Developing clinical educators is integral to our mission at The Floating. The hallmark of this experience has traditionally been our third year teaching resident rotation. Based on resident feedback, a longitudinal teaching curriculum is being implemented to allow residents to build a stronger base in teaching strategies earlier in the training experience.

Residents who have interest in pursuing leadership in medical education are encouraged to apply for the Clinician Educator Track near the end of their intern year. The Clinician Educator Track is a combined program for Internal Medicine and Pediatrics residents that include an annual intensive workshop series in addition to mentoring and support to complete a medical education research project.

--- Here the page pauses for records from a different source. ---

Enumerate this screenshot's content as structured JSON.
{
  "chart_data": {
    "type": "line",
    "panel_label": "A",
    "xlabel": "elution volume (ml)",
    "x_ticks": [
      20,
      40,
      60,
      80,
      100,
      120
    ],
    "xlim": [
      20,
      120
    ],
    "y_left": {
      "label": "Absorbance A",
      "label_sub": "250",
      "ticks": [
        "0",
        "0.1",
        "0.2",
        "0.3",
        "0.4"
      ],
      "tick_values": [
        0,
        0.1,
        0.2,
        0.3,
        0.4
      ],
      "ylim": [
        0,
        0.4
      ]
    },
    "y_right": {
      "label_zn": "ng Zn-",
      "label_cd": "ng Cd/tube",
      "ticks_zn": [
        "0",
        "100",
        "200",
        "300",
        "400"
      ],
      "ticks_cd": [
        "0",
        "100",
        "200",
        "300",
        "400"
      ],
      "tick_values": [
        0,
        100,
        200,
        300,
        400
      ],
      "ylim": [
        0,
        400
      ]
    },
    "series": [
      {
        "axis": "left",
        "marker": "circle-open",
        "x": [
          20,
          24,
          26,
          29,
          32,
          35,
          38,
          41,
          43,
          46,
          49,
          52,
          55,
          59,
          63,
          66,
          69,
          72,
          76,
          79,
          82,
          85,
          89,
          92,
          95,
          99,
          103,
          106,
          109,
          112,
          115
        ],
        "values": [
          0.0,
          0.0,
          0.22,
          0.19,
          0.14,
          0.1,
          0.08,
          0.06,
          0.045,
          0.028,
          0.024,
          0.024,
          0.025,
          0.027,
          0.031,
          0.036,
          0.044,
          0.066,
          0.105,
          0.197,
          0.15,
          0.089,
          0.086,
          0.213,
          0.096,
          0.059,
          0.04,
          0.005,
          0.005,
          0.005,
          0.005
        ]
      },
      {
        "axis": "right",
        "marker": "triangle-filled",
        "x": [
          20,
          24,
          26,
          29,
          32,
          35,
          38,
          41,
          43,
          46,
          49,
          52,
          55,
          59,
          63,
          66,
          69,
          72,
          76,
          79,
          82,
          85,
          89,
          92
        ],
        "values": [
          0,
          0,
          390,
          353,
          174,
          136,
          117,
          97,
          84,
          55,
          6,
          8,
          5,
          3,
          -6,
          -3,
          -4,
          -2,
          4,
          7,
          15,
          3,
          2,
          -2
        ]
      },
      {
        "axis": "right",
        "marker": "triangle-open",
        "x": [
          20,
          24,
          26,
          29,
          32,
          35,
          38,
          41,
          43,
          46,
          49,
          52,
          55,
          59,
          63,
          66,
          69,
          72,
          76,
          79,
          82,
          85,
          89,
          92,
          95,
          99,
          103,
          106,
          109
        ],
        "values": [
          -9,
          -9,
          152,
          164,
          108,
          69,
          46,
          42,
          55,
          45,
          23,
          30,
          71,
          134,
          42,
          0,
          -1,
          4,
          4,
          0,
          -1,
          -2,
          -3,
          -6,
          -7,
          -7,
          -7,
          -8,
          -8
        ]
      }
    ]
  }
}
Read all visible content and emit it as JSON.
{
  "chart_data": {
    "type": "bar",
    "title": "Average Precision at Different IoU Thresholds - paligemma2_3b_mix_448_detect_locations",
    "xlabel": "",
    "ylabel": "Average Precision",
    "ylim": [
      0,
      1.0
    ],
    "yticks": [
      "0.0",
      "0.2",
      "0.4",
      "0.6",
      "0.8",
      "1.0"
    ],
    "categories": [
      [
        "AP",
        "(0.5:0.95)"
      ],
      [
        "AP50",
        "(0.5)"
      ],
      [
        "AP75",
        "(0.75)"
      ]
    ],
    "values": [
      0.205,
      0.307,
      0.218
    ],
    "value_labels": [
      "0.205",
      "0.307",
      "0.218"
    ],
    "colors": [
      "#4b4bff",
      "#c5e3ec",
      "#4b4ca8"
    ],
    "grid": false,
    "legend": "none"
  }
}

Advocacy is an important component of resident education at Floating. Interns spend a portion of their individualized curriculum block visiting community sites of interest, as well as meeting with a member of the hospital’s government relations office to brainstorm advocacy projects. Advocacy lectures are a part of the didactic curriculum, and the first annual Advocacy Day is scheduled for this spring. Residents are also encouraged to join residents from around the state in the annual Massachusetts Resident and Fellow Day at the Statehouse where participants meet directly with state senators and representatives to lobby on behalf of the Massachusetts Chapter of the AAP. In addition, one member of each class serves as an AAP delegate for the program.